思わずびくりと身体が強張り、それを見た彼が微笑みながらも眉尻を下げた。
普通の人ならこれは、「申し訳なさそうな表情」というのだろう。
伸ばした手が、私の目元に触れ、指先が目尻から何かを掠め取る。
それが涙だったと気付いたのは、もう片方の瞳から一粒、雫が落ちたのを感じたからだった。

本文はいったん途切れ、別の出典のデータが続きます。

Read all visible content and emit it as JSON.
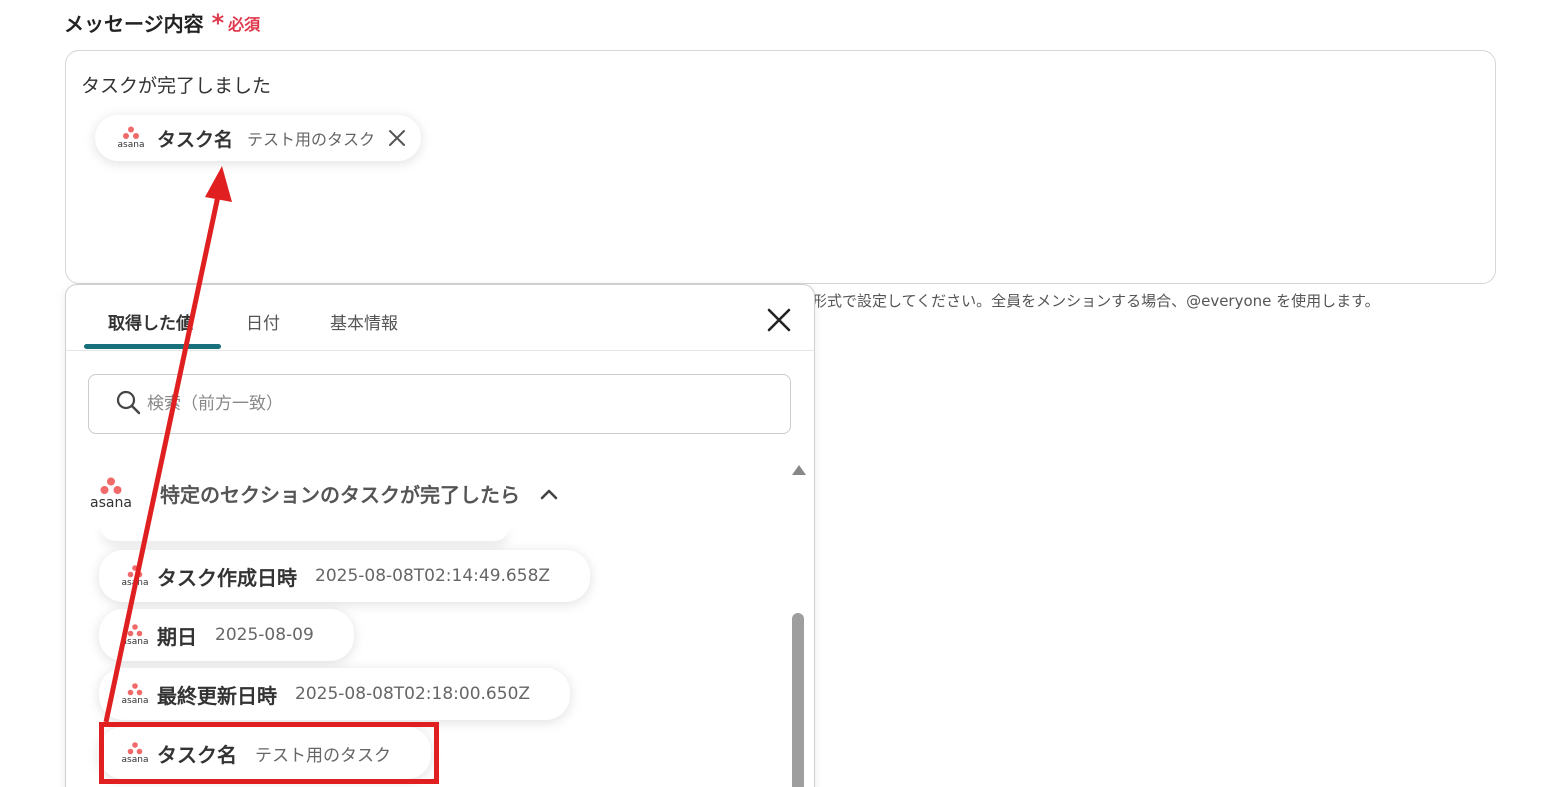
{
  "field": {
    "label": "メッセージ内容",
    "required_mark": "*",
    "required_text": "必須"
  },
  "message": {
    "text": "タスクが完了しました",
    "chip": {
      "name": "タスク名",
      "value": "テスト用のタスク"
    }
  },
  "hint": "形式で設定してください。全員をメンションする場合、@everyone を使用します。",
  "panel": {
    "tabs": [
      {
        "label": "取得した値"
      },
      {
        "label": "日付"
      },
      {
        "label": "基本情報"
      }
    ],
    "search_placeholder": "検索（前方一致）",
    "section_title": "特定のセクションのタスクが完了したら",
    "items": [
      {
        "name": "タスク作成日時",
        "value": "2025-08-08T02:14:49.658Z"
      },
      {
        "name": "期日",
        "value": "2025-08-09"
      },
      {
        "name": "最終更新日時",
        "value": "2025-08-08T02:18:00.650Z"
      },
      {
        "name": "タスク名",
        "value": "テスト用のタスク"
      }
    ]
  },
  "brand": {
    "name": "asana",
    "color": "#f06a6a"
  },
  "colors": {
    "accent": "#17707b",
    "required": "#e0394d",
    "annotation": "#e02020"
  }
}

「理解していて欲しい。俺は、君が思っている様な男じゃない。ただ普通に、離れて行こうとする君を追いかける、君に惚れているだけの、ただの男だ」
少しだけ悲しそうに微笑んで、彼がそっとベッドから離れた。
そのままゆっくりとバスルームへと歩いていく。
私はその様を、ただ呆然と、眺めていた。
◆◇◆
――――本当に。
本当に『そう』だったなんて。
まさか思わなかった。
考えた事など無かった。微塵も。
あの人に、自分が好意を持たれているだなんて。
幾度も会話はした。それは仕事の話ばかりを大量に。
プライベートな事など、聞かれた事もなければ、話した事もない。
笑顔を見せてくれた事も無かった。私も見せた事など無かった。
だって仕事だもの。日々分刻みで追われる激務。笑っている暇など、無かった。
やり手と言われ、業界でも名の知れた企業のトップであるあの人の視界に、どうして自分が個人として映っていたなどと思うだろう。

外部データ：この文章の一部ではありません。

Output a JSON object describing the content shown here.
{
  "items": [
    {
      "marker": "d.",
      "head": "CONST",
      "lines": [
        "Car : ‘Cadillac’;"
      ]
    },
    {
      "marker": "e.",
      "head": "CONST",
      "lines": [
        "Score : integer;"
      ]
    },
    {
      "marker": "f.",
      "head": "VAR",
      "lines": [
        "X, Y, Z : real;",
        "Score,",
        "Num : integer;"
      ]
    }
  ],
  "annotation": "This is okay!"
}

パソコンやコピー機みたいに、使用するツールの一つだと認識されていると。
そう、思っていた。
だけど。
向けられた視線の熱さが。
存在を確かめるように触れる掌が。
貪るようなキスの深さが。
そうでは無かった事を、私に教えた。
なぜ彼が、一介の秘書を拉致し、監禁まがいの事をしたのか。
なぜ、辞めたはずの私と、再び契約を交わしたのか。
なぜ、傍で眠ることを求めるのか。
――――なぜ。
「嘘、でしょ……」
熱くなる頬を、両手でぎゅっと押さえながら、私は一人呟いた。